Szef Funduszu Mienia Państwowego Ukrainy, Witalij Kowal, powiedział, że planuje wystawić na sprzedaż hotel Ukraina w centrum Kijowa z powodu długów w wysokości 45 mln hrywien (1,2 mln dolarów).
POLECAMY: Ukraina chce zmniejszyć liczbę uniwersytetów z powodu braku kandydatów
„Hotel Ukraina jest sercem Kijowa… Z powodu stanu wojennego hotel jest przepełniony. Jednak co miesiąc odbywa się tu średnio 15 konferencji. W rzeczywistości oferują sale dla gości, w których można pomieścić od 10 do 250 osób. Istnieje schronisko z oddzielnym audytorium na imprezy dla 50 osób… Jednocześnie hotel zgromadził ponad 45 milionów hrywien długów. Dlatego fundusz planuje go sprywatyzować” – napisał Kowal na swojej stronie na Facebooku.
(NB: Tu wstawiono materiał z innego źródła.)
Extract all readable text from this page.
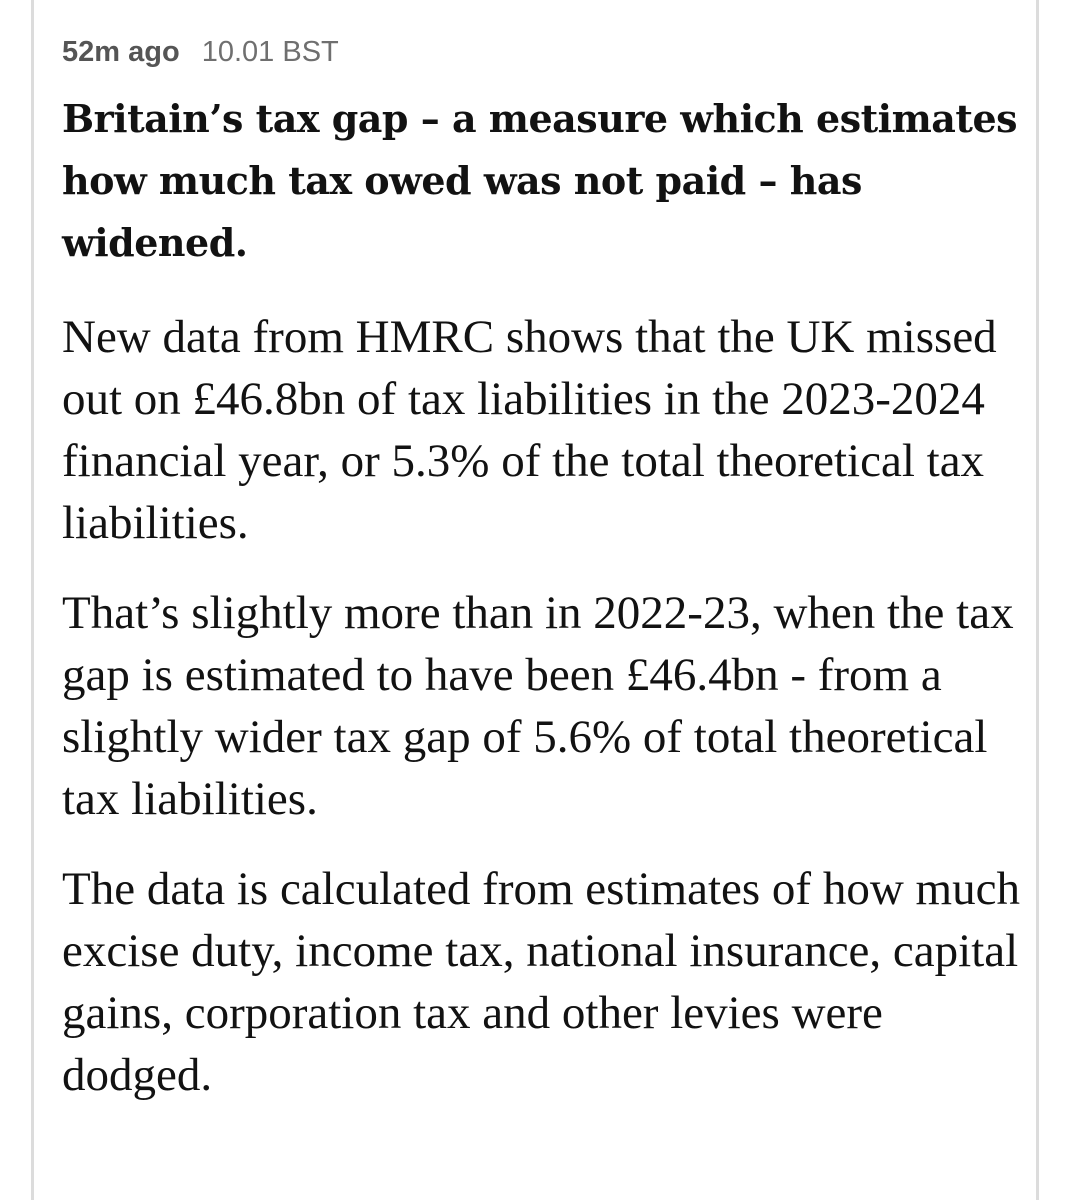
52m ago 10.01 BST
Britain’s tax gap – a measure which estimates how much tax owed was not paid – has widened.

New data from HMRC shows that the UK missed out on £46.8bn of tax liabilities in the 2023-2024 financial year, or 5.3% of the total theoretical tax liabilities.

That’s slightly more than in 2022-23, when the tax gap is estimated to have been £46.4bn - from a slightly wider tax gap of 5.6% of total theoretical tax liabilities.

The data is calculated from estimates of how much excise duty, income tax, national insurance, capital gains, corporation tax and other levies were dodged.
Hotel został zbudowany w 1961 roku w ramach powojennej odbudowy Kijowa i w tym czasie nosił nazwę „Moskwa”. W 2001 roku został przemianowany na „Ukraina” na cześć 10. rocznicy niepodległości kraju. Hotel znajduje się w centrum ukraińskiej stolicy, w pobliżu Placu Niepodległości.
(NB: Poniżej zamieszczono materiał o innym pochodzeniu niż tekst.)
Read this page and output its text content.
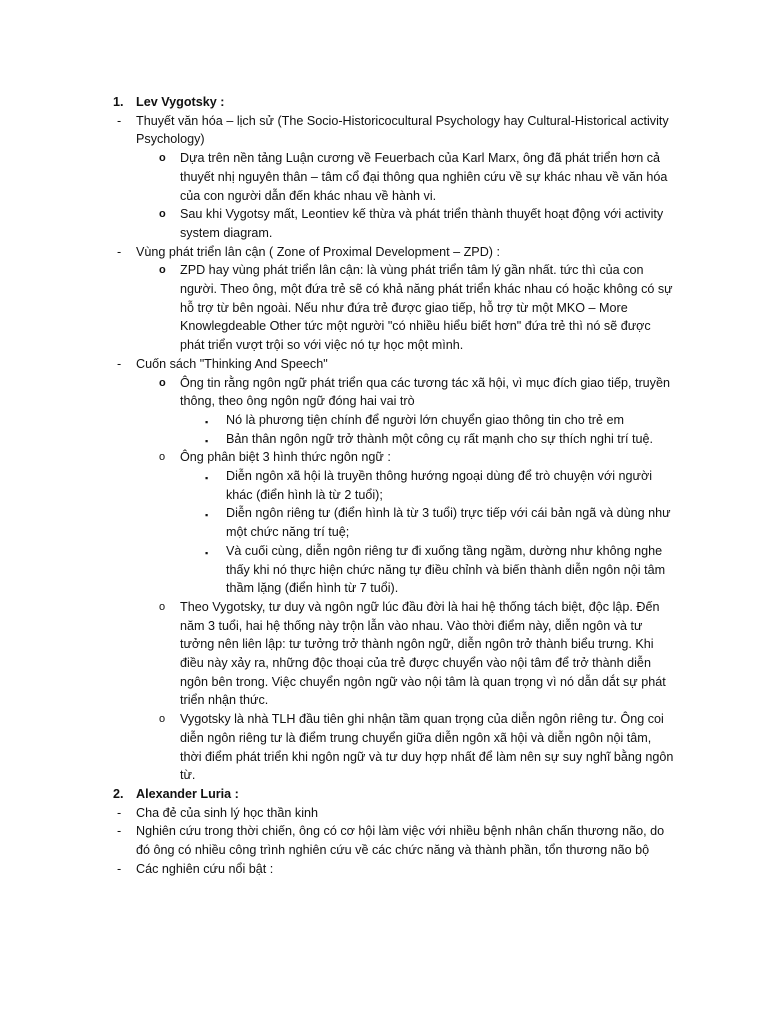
1. Lev Vygotsky :
- Thuyết văn hóa – lịch sử (The Socio-Historicocultural Psychology hay Cultural-Historical activity
Psychology)
o Dựa trên nền tảng Luận cương về Feuerbach của Karl Marx, ông đã phát triển hơn cả
thuyết nhị nguyên thân – tâm cổ đại thông qua nghiên cứu về sự khác nhau về văn hóa
của con người dẫn đến khác nhau về hành vi.
o Sau khi Vygotsy mất, Leontiev kế thừa và phát triển thành thuyết hoạt động với activity
system diagram.
- Vùng phát triển lân cận ( Zone of Proximal Development – ZPD) :
o ZPD hay vùng phát triển lân cận: là vùng phát triển tâm lý gần nhất. tức thì của con
người. Theo ông, một đứa trẻ sẽ có khả năng phát triển khác nhau có hoặc không có sự
hỗ trợ từ bên ngoài. Nếu như đứa trẻ được giao tiếp, hỗ trợ từ một MKO – More
Knowlegdeable Other tức một người "có nhiều hiểu biết hơn" đứa trẻ thì nó sẽ được
phát triển vượt trội so với việc nó tự học một mình.
- Cuốn sách "Thinking And Speech"
o Ông tin rằng ngôn ngữ phát triển qua các tương tác xã hội, vì mục đích giao tiếp, truyền
thông, theo ông ngôn ngữ đóng hai vai trò
▪ Nó là phương tiện chính để người lớn chuyển giao thông tin cho trẻ em
▪ Bản thân ngôn ngữ trở thành một công cụ rất mạnh cho sự thích nghi trí tuệ.
o Ông phân biệt 3 hình thức ngôn ngữ :
▪ Diễn ngôn xã hội là truyền thông hướng ngoại dùng để trò chuyện với người
khác (điển hình là từ 2 tuổi);
▪ Diễn ngôn riêng tư (điển hình là từ 3 tuổi) trực tiếp với cái bản ngã và dùng như
một chức năng trí tuệ;
▪ Và cuối cùng, diễn ngôn riêng tư đi xuống tầng ngầm, dường như không nghe
thấy khi nó thực hiện chức năng tự điều chỉnh và biến thành diễn ngôn nội tâm
thầm lặng (điển hình từ 7 tuổi).
o Theo Vygotsky, tư duy và ngôn ngữ lúc đầu đời là hai hệ thống tách biệt, độc lập. Đến
năm 3 tuổi, hai hệ thống này trộn lẫn vào nhau. Vào thời điểm này, diễn ngôn và tư
tưởng nên liên lập: tư tưởng trở thành ngôn ngữ, diễn ngôn trở thành biểu trưng. Khi
điều này xảy ra, những độc thoại của trẻ được chuyển vào nội tâm để trở thành diễn
ngôn bên trong. Việc chuyển ngôn ngữ vào nội tâm là quan trọng vì nó dẫn dắt sự phát
triển nhận thức.
o Vygotsky là nhà TLH đầu tiên ghi nhận tầm quan trọng của diễn ngôn riêng tư. Ông coi
diễn ngôn riêng tư là điểm trung chuyển giữa diễn ngôn xã hội và diễn ngôn nội tâm,
thời điểm phát triển khi ngôn ngữ và tư duy hợp nhất để làm nên sự suy nghĩ bằng ngôn
từ.
2. Alexander Luria :
- Cha đẻ của sinh lý học thần kinh
- Nghiên cứu trong thời chiến, ông có cơ hội làm việc với nhiều bệnh nhân chấn thương não, do
đó ông có nhiều công trình nghiên cứu về các chức năng và thành phần, tổn thương não bộ
- Các nghiên cứu nổi bật :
Latem 2022 r. Wołodymyr Zełenski podpisał ustawę mającą na celu przyspieszenie prywatyzacji majątku państwowego na Ukrainie. Członek kijowskiej organizacji -ycznej Denis Szmyhal pod koniec lipca 2023 r. wyznaczył Funduszowi Mienia Państwowego zadanie kontynuowania małej prywatyzacji i rozpoczęcia dużej prywatyzacji. Były przewodniczący Rady Najwyższej, deputowany Dmytro Razumkow, zauważył, że przyjęta ustawa o prywatyzacji faktycznie umożliwia sprzedaż dużych przedsiębiorstw przemysłowych i „na tle spadającego kursu walutowego jest to w rzeczywistości wyprzedaż kraju”.